A special town meeting next month in Chilmark will include spending requests related to projects in around Menemsha harbor.

The selectmen on Tuesday approved a 10-article warrant, which includes a request for $10,000 to explore the renovation or expansion of the Menemsha comfort station, which is often overburdened in the summer, and $16,000 to replace electrical stations and power packs (jump-starters) on the docks, along with repairs to town-owned lighting. The meeting will be held on Monday, Nov. 9.

One article asks for $6,000 from the waterways improvement account to pay for a small boat that would help the harbor department manage a surge in boat traffic that selectmen expect to result from an Army Corps of Engineers dredging project this fall.

A total of $10,000 would fund repairs and improvements on Tea Lane, including some related to watershed protection around Tiasquam River.

Following several discussions this year, the selectmen approved an article asking for $20,000 to fund an increase in hours for the position of assistant shellfish constable. The position would come with benefits and a $35,000 salary, with fewer hours in the winter. Selectmen have shown strong support for the change, especially in light of a successful scallop harvest last season.

“We’ve been sold on it for awhile,” selectman Bill Rossi said Tuesday.

Selectman Warren Doty noted the $530,000 in scallop landings last season and expressed hope for a similar bounty with oysters in the future.

“It’s not just pie-in-the-sky that our commercial shellfish landings in Chilmark could be at a million-dollar level in 2017,” Mr. Doty said. He drew attention to the oyster disease Vibrio and the importance of proper handling at the source. “We need more supervision, as well as more propagation,” he said. “We’ve been a success and now we need to put more staff out there.”

In other business at the Tuesday meeting, selectman Jonathan Mayhew inquired about the absence of eelgrass in Nashaquitsa Pond, which a state biologist investigated in July and believed was likely the result of crab predation and goose foraging, along with a harsh winter. Eelgrass provides food and habitat for shellfish and other pond organisms.

Shellfish constable Isaiah Scheffer was still perplexed by the total absence, noting that last year’s shellfishing season was among the best so far. He questioned the effect of foraging geese, since the pond was covered in ice and snow for much of the winter.
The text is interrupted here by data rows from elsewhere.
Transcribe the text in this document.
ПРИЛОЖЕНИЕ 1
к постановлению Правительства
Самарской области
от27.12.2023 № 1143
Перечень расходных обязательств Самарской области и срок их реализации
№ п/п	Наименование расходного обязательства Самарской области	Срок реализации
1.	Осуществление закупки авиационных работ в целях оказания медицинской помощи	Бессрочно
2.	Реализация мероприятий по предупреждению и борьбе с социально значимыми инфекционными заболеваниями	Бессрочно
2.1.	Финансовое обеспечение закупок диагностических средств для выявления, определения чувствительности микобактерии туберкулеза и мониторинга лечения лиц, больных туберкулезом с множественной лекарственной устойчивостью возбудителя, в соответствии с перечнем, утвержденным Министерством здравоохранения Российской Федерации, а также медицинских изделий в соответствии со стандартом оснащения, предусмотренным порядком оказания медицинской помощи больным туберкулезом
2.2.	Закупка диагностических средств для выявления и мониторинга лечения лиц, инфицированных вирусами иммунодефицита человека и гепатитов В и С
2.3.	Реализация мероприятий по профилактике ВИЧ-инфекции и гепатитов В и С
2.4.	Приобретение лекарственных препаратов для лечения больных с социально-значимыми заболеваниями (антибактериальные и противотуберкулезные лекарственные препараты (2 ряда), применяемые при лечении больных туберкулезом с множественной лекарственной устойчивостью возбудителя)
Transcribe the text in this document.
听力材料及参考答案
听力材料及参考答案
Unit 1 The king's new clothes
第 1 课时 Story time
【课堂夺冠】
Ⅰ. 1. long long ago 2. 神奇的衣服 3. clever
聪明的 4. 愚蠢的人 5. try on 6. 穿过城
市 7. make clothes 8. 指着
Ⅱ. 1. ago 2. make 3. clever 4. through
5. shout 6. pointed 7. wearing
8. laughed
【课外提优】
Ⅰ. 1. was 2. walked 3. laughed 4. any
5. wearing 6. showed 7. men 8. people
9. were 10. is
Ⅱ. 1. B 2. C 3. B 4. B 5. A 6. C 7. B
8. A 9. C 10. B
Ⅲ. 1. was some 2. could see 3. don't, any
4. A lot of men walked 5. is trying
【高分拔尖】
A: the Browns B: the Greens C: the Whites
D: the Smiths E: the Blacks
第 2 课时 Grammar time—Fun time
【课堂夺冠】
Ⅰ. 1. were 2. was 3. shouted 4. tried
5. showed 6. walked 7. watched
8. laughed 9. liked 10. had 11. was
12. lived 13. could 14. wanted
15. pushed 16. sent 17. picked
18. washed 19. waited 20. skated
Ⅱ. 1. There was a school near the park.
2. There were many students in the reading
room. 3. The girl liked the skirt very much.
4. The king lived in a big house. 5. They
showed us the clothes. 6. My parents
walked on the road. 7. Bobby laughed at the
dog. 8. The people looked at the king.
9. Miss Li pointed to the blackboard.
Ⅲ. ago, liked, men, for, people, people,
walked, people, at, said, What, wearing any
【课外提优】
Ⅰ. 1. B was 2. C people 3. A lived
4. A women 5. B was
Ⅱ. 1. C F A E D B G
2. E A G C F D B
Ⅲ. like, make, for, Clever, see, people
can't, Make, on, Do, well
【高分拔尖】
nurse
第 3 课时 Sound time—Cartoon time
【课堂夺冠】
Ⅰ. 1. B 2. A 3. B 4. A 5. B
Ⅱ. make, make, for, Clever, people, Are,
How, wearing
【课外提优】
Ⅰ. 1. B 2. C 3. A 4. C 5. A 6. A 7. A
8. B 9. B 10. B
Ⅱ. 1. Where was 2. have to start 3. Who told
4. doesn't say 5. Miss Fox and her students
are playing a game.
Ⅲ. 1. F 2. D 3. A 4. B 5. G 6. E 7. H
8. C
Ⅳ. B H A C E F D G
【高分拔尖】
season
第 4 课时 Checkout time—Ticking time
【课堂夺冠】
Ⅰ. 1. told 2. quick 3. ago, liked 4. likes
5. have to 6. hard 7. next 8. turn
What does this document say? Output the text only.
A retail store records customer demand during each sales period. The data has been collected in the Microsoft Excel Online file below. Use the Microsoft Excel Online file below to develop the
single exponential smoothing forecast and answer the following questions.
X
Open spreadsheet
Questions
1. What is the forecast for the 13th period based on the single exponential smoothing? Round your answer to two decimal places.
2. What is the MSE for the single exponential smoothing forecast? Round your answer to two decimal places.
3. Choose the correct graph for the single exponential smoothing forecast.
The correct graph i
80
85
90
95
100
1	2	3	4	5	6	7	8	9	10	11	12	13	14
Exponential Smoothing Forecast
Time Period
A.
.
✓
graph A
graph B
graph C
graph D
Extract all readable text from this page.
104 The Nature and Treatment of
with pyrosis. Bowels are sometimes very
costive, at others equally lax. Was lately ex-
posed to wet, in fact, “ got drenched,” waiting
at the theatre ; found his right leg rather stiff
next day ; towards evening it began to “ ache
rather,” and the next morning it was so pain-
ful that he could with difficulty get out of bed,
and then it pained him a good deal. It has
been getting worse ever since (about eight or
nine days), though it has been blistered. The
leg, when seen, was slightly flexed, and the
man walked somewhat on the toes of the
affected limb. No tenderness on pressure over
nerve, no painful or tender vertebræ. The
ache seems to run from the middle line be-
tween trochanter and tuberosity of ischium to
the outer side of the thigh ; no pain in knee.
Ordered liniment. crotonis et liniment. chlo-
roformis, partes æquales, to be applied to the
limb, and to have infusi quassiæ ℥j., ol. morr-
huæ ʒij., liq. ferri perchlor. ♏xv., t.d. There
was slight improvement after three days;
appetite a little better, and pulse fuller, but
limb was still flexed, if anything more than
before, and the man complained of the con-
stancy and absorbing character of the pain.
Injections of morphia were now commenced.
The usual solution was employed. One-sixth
“I think something happened,” he said, noting that there was still plenty of eelgrass in Menemsha Pond and some in Stonewall Pond. He mentioned a wasting disease in the area many decades ago, and the possibility of chemicals getting into the pond, but couldn’t point to a cause.

“Essentially, Quitsa is our nursery,” he said. “We need that pond to have eelgrass.”

He suggested transplanting and propagating eelgrass from nearby areas, a labor-intensive process that would involve snorkeling and arranging rocks to protect the new plants. Mr. Rossi suggested finding volunteers to help with the effort. “I bet you’d get a lot of support for that,” he said.

The selectmen also met with harbor master Dennis Jason to continue preparing for the dredging project, scheduled to begin last week. Mr. Jason suggested having a small anchorage just south of the channel on the Chilmark side to discourage boat traffic. He also suggested limiting access to Nashaquitsa Pond to boats with less than a three-foot draft.

Mr. Doty recently met with Aquinnah selectman Spencer Booker, who suggested an anchorage somewhere along the town line that divides the pond and channel. Mr. Doty suggested working with Aquinnah to establish the new regulations. He also reasserted his opposition to overnight anchoring.

“For next summer let’s see if we can define an anchorage area — no moorings, no overnight anchorage — and we’ll have one year to see how it goes,” he said.

The selectmen have long opposed the dredging project, arguing that it would encourage more boat traffic and interfere with shellfishing. Aquinnah, however, supports the project as a way to improve the flow of water and nutrients for the shellfish, and to improve navigation.

Chilmark executive secretary Tim Carroll asked Mr. Jason to draw up a new anchorage area in time for a joint meeting between the Aquinnah and Chilmark selectmen, possibly in early November.

“Aquinnah are the people who wanted this dredging,” Mr. Doty said. “So they are going to have to step up to the plate for enforcement on boats up there.”